LDPC codes, invented by Gallager in 1962, rediscovered by MacKay in the 1990's, and commonly used in wireless communications, are now receiving all the attention of the telecommunication community. A 2-dB coding gain is theoretically expected—compared with the actual FECs used in optics. This means that LDPC codes can provide the same performance (in terms of bit error rate) for a noise level 2-dB higher. However, this amazing efficiency comes at a cost of tremendous implementation complexity. Indeed, the LDPC decoding algorithm is both iterative and based on soft-decision inputs. Thus, the processed data are not the received bits but their reliabilities (the probability of a bit to be a 'zero' or a 'one'), which are in principle not quantized. In practice, these reliabilities are of course quantized. By using only four values for the reliabilities (two quantization bits), the decoding performance is slightly degraded, but the decoding complexity is highly reduced.

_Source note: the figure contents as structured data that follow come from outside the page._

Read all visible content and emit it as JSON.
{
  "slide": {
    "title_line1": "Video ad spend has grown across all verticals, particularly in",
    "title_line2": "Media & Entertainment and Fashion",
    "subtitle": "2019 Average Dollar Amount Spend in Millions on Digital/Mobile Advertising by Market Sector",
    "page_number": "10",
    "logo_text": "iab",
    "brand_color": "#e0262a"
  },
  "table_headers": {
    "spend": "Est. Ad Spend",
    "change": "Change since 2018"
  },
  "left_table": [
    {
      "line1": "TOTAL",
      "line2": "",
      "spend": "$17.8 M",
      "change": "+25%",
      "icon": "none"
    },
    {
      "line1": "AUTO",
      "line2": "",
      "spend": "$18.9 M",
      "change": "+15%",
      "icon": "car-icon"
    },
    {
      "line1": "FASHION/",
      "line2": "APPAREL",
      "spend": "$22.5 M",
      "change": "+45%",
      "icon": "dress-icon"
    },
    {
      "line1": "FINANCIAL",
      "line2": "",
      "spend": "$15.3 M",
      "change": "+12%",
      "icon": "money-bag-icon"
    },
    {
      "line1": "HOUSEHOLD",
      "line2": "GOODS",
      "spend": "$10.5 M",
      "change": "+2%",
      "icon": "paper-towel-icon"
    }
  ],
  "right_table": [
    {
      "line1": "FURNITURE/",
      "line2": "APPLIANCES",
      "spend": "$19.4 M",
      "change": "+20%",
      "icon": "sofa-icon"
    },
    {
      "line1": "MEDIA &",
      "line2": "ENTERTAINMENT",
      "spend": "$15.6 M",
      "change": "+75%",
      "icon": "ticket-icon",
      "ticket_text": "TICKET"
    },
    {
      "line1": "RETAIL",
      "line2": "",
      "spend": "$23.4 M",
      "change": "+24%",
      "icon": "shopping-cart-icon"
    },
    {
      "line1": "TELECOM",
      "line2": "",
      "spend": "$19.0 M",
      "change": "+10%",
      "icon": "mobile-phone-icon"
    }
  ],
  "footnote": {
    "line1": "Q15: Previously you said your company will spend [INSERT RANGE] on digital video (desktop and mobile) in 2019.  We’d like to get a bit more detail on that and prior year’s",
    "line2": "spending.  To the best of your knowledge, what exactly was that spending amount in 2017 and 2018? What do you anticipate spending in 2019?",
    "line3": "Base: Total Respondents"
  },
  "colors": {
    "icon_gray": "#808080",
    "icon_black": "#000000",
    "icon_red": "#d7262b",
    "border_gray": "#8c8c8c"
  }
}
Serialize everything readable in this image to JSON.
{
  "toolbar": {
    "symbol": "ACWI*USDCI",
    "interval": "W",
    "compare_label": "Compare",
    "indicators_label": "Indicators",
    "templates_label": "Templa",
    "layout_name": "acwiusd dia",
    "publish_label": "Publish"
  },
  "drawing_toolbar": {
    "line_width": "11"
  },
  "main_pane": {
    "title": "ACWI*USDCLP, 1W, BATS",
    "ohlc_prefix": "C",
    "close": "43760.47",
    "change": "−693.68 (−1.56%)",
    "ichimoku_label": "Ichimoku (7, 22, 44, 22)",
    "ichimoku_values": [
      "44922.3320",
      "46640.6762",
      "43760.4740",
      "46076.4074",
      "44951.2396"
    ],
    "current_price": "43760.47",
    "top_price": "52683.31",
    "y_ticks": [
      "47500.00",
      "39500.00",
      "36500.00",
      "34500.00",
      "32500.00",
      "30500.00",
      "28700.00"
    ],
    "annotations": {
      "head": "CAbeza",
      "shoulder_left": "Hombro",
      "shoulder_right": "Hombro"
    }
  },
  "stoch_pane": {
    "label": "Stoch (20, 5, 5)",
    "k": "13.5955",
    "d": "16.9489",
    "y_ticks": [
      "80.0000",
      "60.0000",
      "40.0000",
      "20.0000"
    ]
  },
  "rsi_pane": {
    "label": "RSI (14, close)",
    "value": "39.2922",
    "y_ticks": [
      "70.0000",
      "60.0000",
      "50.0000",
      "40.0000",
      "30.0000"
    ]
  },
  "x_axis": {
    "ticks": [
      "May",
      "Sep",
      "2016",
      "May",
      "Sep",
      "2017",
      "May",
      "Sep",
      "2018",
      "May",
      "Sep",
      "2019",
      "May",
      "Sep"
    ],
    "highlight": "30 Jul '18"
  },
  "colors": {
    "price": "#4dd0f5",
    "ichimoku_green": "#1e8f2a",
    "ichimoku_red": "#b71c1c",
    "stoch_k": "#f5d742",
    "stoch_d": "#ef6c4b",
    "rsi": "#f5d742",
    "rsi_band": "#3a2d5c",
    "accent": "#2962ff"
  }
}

Previous research has focused on improving the code designs or the decoding algorithms, but the contribution of Sakib et al. is different. They propose an efficient and original technique to generate the quantized decoding input data. Instead of realizing this operation entirely electronically, a hybrid method is presented in which some of the processing is done in the optical domain, so that a few power-consuming electrical components can be replaced with a simple passive optical coupler.
The authors demonstrate experimentally the feasibility of their method on a 12.5 Gsample/s WDM transmission with off-line LDPC decoding. A slight performance degradation is observed, but the technique is less power consuming and thus more cost effective. The proposed scheme is compatible with direct-detection systems already deployed and is a very appropriate solution for the future upgrade of these systems with LDPC codes.